Regulators say residents at these homes have suffered. At facilities owned by private investment firms, residents on average have fared more poorly than occupants of other homes in common problems like depression, loss of mobility and loss of ability to dress and bathe themselves, according to data collected by the Centers for Medicare and Medicaid Services.
The typical nursing home acquired by a large investment company before 2006 scored worse than national rates in 12 of 14 indicators that regulators use to track ailments of long-term residents. Those ailments include bedsores and easily preventable infections, as well as the need to be restrained. Before they were acquired by private investors, many of those homes scored at or above national averages in similar measurements.
In the past, residents’ families often responded to such declines in care by suing, and regulators levied heavy fines against nursing home chains where understaffing led to lapses in care. But private investment companies have made it very difficult for plaintiffs to succeed in court and for regulators to levy chainwide fines by creating complex corporate structures that obscure who controls their nursing homes. By contrast, publicly owned nursing home chains are essentially required to disclose who controls their facilities in securities filings and other regulatory documents.
The Byzantine structures established at homes owned by private investment firms also make it harder for regulators to know if one company is responsible for multiple centers. And the structures help managers bypass rules that require them to report when they, in effect, pay themselves from programs like Medicare and Medicaid. Investors in these homes say such structures are common in other businesses and have helped them revive an industry that was on the brink of widespread bankruptcy. “Lawyers were convincing nursing home residents to sue over almost anything,” said Arnold M. Whitman, a principal with the fund that bought Habana in 2002, Formation Properties I. Homes were closing because of ballooning litigation costs, he said. So investors like Mr. Whitman created corporate structures that insulated them from costly lawsuits, according to his company. “We should be recognized for supporting this industry when almost everyone else was running away,” Mr. Whitman said in an interview. . . .
The Times’s analysis of records collected by the Centers for Medicare and Medicaid Services reveals that at 60 percent of homes bought by large private equity groups from 2000 to 2006, managers have cut the number of clinical registered nurses, sometimes far below levels required by law. (At 19 percent of those homes, staffing has remained relatively constant, though often below national averages. At 21 percent, staffing rose significantly, though even those homes were typically below national averages.) During that period, staffing at many of the nation’s other homes has fallen much less or grown.

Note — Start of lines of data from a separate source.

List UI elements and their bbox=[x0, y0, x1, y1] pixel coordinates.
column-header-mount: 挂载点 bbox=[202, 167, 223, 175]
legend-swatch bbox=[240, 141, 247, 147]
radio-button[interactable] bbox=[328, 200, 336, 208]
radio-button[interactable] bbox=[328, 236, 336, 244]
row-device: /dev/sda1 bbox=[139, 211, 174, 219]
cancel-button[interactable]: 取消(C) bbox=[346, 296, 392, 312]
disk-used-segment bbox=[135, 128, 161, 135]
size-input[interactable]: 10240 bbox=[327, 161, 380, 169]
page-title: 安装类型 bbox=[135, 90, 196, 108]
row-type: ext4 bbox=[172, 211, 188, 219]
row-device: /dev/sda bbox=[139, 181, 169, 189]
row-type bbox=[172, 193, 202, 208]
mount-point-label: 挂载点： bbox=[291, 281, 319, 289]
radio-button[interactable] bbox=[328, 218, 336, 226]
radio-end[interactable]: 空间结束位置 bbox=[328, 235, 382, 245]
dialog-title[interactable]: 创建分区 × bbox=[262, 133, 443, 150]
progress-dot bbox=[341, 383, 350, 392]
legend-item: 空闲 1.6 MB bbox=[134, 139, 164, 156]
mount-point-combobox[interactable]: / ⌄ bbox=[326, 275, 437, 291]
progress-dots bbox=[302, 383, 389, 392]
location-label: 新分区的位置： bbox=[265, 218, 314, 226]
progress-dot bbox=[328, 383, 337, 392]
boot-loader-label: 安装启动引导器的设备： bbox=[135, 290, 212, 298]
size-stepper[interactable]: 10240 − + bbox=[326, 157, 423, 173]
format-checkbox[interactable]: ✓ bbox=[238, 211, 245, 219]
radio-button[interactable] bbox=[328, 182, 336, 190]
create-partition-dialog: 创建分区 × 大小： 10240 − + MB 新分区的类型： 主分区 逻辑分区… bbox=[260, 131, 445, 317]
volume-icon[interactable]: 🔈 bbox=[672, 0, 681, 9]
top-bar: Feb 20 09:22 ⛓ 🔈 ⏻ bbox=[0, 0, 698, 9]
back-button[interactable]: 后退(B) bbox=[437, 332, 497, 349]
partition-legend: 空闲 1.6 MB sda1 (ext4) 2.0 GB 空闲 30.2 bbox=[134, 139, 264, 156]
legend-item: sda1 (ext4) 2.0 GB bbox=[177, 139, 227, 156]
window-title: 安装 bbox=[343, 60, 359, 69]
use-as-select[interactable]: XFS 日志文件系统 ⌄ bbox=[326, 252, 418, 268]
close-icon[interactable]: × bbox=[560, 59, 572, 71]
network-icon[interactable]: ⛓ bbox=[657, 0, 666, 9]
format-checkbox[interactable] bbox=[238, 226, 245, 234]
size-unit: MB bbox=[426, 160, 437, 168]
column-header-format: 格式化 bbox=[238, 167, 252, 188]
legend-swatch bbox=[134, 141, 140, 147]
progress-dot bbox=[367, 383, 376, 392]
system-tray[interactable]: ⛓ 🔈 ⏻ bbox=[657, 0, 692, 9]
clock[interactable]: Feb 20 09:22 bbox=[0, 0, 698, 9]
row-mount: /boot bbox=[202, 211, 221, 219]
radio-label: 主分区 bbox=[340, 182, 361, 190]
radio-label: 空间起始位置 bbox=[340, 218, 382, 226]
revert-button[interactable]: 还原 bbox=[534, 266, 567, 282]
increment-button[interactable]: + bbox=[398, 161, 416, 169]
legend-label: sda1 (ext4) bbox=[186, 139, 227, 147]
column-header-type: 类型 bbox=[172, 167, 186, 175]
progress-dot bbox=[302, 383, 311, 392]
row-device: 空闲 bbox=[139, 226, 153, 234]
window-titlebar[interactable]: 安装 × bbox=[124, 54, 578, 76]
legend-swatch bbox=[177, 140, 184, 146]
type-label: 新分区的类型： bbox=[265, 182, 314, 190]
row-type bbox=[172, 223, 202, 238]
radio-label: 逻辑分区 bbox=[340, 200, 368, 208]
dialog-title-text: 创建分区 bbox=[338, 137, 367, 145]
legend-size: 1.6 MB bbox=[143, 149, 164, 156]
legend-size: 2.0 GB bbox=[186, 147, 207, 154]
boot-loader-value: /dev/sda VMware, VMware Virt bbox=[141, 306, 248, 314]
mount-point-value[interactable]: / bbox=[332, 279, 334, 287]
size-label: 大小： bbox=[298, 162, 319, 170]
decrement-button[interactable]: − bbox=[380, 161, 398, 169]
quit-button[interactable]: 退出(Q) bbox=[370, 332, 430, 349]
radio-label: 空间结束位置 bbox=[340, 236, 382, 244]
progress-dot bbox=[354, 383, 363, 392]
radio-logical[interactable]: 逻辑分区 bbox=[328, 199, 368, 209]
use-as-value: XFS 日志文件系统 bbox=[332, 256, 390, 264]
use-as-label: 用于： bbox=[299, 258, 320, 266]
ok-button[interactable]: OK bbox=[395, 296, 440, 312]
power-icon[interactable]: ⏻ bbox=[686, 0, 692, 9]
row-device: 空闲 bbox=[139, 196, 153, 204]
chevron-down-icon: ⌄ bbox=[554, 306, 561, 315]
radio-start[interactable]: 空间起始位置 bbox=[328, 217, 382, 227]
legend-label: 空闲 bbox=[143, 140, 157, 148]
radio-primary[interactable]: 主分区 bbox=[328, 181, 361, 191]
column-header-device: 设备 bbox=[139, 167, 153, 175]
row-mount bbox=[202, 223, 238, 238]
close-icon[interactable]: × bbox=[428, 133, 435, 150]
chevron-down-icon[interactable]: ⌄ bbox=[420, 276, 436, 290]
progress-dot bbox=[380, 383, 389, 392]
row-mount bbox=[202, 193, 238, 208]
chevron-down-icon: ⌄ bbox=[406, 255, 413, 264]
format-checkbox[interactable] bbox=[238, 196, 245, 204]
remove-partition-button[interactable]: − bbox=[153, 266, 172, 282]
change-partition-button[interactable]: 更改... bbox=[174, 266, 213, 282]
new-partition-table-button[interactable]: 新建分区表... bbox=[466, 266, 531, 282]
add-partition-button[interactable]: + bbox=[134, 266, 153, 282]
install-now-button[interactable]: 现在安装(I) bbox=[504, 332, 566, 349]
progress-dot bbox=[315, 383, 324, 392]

Nurses are often residents’ primary medical providers. In 2002, the Department of Health and Human Services said most nursing home residents needed at least 1.3 hours of care a day from a registered or licensed practical nurse. The average home was close to meeting that standard last year, according to data. But homes owned by large investment companies typically provided only one hour of care a day, according to The Times’s analysis of records collected by the Centers for Medicare and Medicaid Services.
TalkLeft has a great discussion about this takeover and what it means for individuals considering long-term care for their loved ones.